Daydream effectively: If your mind has a tendency to wander, you probably want to rein it in. Yet, too much focus can actually be harmful to your brain. It makes you more emotionally reactive because it sensitizes your amygdala (the emotion processor in your brain), and it makes it difficult for you to care about anyone and anything because your brain becomes depleted of energy.
To correct this situation, use your exceptional daydreaming ability to your advantage. Jerome Singer and his colleagues found that it is not helpful to slip into a daydream, or to ruminate over worries. However, a certain type of daydreaming called positive constructive (yes, constructive!) daydreaming (PCD) may be just the thing you are looking for.
To get this started, plan it. Select a time in your day when you might be daydreaming anyway. Then, do something low-key like walking, knitting, or gardening. While you are doing this, turn your attention inward, and imagine something positive or wishful. Be creative about it. Perhaps you want to imagine playing a sport on a nice summer day and have your butler serving you drinks afterwards. Or you might want to imagine lying on a yacht. When you do this, your mind will follow this rewarding image and start to wander. Let it. If you find yourself overthinking this, start with the image again. With practice, this will get easier and easier.
When you engage in PCD, it also activates the unfocus circuits. This re-energizes your brain, and it will make you more creative too. But that's not all it does.
People who regularly activate this network become better predictors of the future. To predict the future, your brain has to make connections across large distances, and then put this information together into prediction circuits. This crystal ball capability has been demonstrated.
Dabble in a few different subjects: People always feel under pressure to declare a major at college, or to choose between art or science. yet, in an era when programmers are required to have some design sensibility, or artists may benefit from a sense of proportion, there is an opportunity for a new kind of Renaissance, one that people with ADHD are well suited to. In fact, one wonders if Da Vinci would have been medicated for his wide-ranging interests in a modern society.

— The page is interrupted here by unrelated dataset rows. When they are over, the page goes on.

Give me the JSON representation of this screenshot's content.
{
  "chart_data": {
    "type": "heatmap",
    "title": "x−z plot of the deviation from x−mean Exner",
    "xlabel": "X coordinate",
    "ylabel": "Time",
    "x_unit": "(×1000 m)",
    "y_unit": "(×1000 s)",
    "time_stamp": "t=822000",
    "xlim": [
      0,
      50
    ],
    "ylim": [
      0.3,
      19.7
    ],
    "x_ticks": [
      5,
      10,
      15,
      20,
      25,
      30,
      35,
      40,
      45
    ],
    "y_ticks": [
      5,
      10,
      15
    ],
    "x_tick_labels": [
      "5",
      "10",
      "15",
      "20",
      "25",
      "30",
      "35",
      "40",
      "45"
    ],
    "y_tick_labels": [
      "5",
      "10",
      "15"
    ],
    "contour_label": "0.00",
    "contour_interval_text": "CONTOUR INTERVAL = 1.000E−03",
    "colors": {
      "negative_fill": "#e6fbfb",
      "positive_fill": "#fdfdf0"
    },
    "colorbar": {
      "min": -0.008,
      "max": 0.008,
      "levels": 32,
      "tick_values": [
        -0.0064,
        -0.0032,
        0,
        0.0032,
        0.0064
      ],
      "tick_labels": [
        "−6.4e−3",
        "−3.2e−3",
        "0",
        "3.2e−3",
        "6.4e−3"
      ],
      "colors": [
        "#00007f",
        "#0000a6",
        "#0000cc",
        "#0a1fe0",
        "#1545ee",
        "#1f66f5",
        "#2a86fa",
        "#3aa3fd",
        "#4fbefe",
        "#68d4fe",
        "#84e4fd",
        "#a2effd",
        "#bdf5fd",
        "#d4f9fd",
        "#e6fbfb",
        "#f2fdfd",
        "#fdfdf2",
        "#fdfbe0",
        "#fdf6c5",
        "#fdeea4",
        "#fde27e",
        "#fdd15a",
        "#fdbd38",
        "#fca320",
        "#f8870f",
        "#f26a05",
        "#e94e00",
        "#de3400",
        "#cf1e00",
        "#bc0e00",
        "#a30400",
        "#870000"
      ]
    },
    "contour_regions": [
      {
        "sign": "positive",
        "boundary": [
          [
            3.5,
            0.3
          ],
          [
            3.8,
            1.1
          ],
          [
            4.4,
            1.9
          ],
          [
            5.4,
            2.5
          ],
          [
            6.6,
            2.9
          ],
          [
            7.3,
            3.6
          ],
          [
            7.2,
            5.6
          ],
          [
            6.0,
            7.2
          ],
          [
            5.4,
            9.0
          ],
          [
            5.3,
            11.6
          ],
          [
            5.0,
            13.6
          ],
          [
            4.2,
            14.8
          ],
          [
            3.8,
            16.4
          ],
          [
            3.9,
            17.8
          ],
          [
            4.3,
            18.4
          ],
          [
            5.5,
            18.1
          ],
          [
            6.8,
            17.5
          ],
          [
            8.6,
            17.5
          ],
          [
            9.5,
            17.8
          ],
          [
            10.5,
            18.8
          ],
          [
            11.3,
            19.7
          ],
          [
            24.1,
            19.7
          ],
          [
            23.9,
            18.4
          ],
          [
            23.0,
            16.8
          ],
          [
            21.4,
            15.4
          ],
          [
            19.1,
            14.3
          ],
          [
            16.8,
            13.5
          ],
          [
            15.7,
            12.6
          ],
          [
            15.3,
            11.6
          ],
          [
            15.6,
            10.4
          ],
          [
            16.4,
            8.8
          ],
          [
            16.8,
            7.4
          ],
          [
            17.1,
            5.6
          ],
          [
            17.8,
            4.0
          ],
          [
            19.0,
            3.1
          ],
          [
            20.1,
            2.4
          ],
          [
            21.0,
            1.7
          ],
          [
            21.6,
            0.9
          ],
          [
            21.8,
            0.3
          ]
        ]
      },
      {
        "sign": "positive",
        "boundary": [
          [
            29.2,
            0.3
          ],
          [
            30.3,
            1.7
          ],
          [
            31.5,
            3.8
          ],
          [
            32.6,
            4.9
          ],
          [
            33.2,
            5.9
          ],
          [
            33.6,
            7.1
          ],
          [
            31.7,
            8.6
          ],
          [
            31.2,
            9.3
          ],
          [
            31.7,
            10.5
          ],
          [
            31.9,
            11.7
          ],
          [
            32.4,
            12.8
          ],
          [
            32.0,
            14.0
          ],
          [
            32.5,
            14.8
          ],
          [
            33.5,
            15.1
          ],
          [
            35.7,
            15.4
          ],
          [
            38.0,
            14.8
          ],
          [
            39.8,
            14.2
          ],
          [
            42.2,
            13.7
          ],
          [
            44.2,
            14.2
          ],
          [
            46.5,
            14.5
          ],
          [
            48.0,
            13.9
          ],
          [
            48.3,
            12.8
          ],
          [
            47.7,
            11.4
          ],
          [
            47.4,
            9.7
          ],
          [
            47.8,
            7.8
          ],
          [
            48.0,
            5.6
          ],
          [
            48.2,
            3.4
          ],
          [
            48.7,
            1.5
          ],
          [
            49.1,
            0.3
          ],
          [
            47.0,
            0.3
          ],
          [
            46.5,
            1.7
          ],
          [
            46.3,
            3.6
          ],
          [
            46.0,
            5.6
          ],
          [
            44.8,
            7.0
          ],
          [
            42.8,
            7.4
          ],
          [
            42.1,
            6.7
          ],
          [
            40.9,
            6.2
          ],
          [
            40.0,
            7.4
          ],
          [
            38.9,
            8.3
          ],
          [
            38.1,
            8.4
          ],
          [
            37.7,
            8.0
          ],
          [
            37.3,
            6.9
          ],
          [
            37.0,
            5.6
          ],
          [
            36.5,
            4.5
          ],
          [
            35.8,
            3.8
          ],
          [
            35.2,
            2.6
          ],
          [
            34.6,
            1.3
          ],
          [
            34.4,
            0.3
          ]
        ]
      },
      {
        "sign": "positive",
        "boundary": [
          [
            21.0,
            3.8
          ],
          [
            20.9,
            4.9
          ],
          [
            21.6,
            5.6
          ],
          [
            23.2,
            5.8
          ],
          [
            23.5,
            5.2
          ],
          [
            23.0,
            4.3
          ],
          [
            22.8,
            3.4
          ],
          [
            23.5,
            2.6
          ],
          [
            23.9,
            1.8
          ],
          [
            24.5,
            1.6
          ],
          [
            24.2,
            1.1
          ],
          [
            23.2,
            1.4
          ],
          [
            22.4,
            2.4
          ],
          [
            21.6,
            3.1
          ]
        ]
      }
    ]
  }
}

In my book, "Tinker Dabble Doodle Try: Unlock the Power of the Unfocused Mind" I explain how people like the famous artist Vik Muniz, the iconic chef Jonathan Waxman and the legendary Steve Jobs, all had dabbling histories that made their lives that much richer. For Muniz, early career shifts allowed him to keep moving without being paralyzed. For Waxman, first a musician, then a chef, his latest food venture in musical capital, Nashville, Tennessee, brings it all together. And for Jobs, his early calligraphy class had no significance to him when he took it, yet he later used this when developing fonts for Apple. In fact, even hobbies can protect your brain, especially if you engage in them an hour a day.
ADHD can significantly impair your abilities in life, but minds that wander are not all lost. Rigid people have to teach themselves to be creative and flexible by loosening up. People with ADHD can tinker with their own attention to find the optimal reining in that is required before distraction provides the benefits of a restless brain, in search of connections and new ideas that could potentially transform the world.